I've been thinking about books I read as a kid, and among those I really loved, how many were more or less about the excitements of concealment and revelation. I'm thinking specifically about Harriet the Spy and The Secret Garden, a book that led me to believe that I could be happy doing nothing but exploring a large house alone, doing very little to dissuade me from an early proclivity for trespassing. But to return to Harriet, it's such a good book, in my mind, because of how it talks about the essential conflict of consciousness, that is, coming to grips with a social reality that butts up against your personal framework of perception and understanding. Also, there's that incredible section about being at home during the time when you're usually at school, how empty and odd-feeling that is, like you've stepped outside reality. You start to think about your life in new, abstract ways. Anyway, of all protagonists, I probably identified the most with Harriet.
I miss being able to read the way I did then, with total abandonment of anything outside the book. (See: The Neverending Story) Now I think more about the author than the story, having subscribed, somewhere along the line, to that social reality that keeps me from total childlike solipsism.

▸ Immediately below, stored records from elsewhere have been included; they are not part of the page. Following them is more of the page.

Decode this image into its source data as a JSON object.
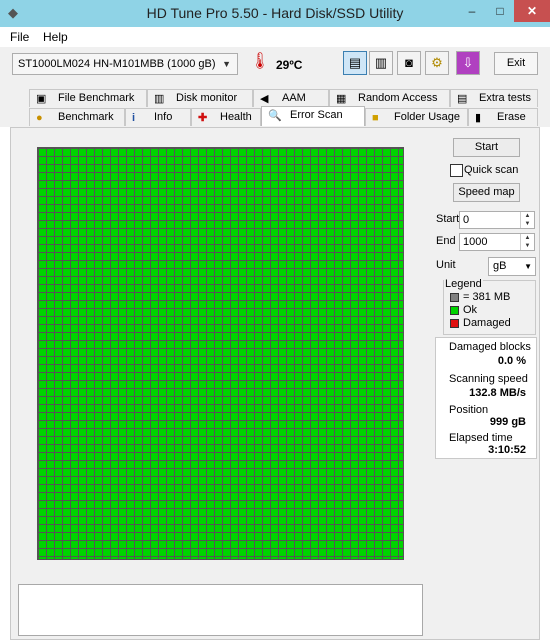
{
  "window": {
    "title": "HD Tune Pro 5.50 - Hard Disk/SSD Utility",
    "minimize": "–",
    "maximize": "□",
    "close": "✕"
  },
  "menu": {
    "file": "File",
    "help": "Help"
  },
  "toolbar": {
    "drive": "ST1000LM024 HN-M101MBB (1000 gB)",
    "temperature": "29ºC",
    "exit": "Exit"
  },
  "tabs_top": [
    "File Benchmark",
    "Disk monitor",
    "AAM",
    "Random Access",
    "Extra tests"
  ],
  "tabs_bottom": [
    "Benchmark",
    "Info",
    "Health",
    "Error Scan",
    "Folder Usage",
    "Erase"
  ],
  "scan": {
    "start_button": "Start",
    "quick_scan": "Quick scan",
    "speed_map": "Speed map",
    "start_label": "Start",
    "start_value": "0",
    "end_label": "End",
    "end_value": "1000",
    "unit_label": "Unit",
    "unit_value": "gB"
  },
  "legend": {
    "title": "Legend",
    "block": "= 381 MB",
    "ok": "Ok",
    "damaged": "Damaged",
    "colors": {
      "block": "#808080",
      "ok": "#00d400",
      "damaged": "#e01010"
    }
  },
  "stats": {
    "damaged_label": "Damaged blocks",
    "damaged_value": "0.0 %",
    "speed_label": "Scanning speed",
    "speed_value": "132.8 MB/s",
    "position_label": "Position",
    "position_value": "999 gB",
    "elapsed_label": "Elapsed time",
    "elapsed_value": "3:10:52"
  },
  "scan_progress": 1.0
}
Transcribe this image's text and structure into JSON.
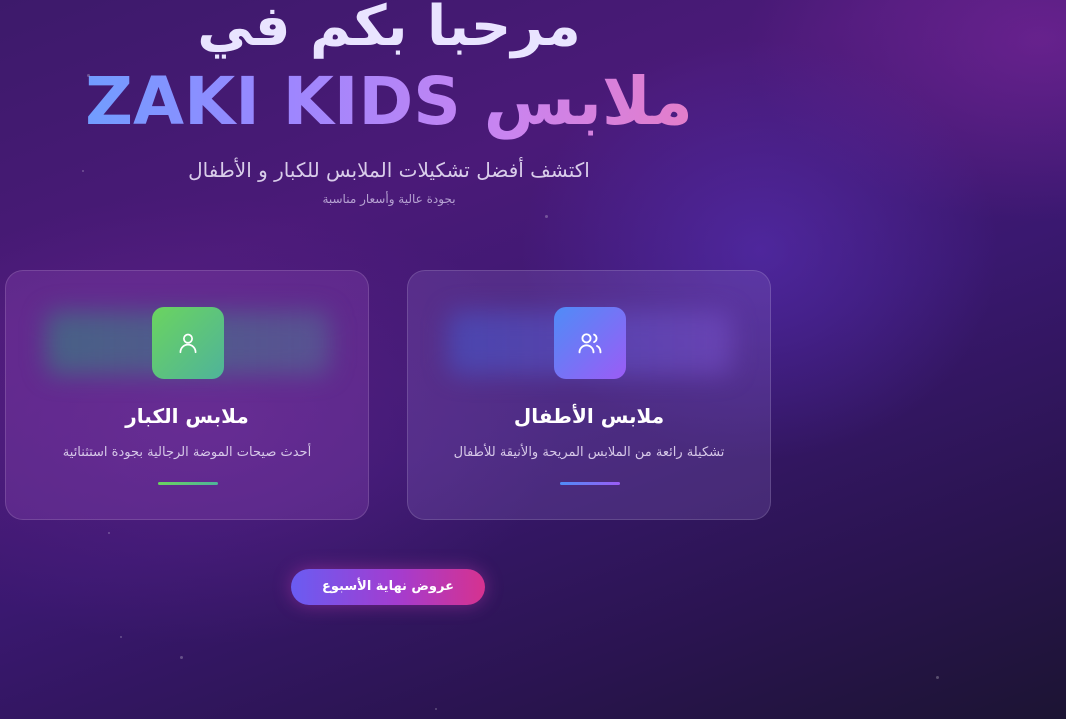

I think I started thinking of myself in terms of my nervous system at my first confrontation with the conundrum of touching another person, and what happens at the junction of my skin and someone else's, to be simultaneously feeling and touching (felt).
When I start thinking about all these things, it's hard to believe that loneliness has any power at all in comparison with the complications that other people have put in my life. But of course it does.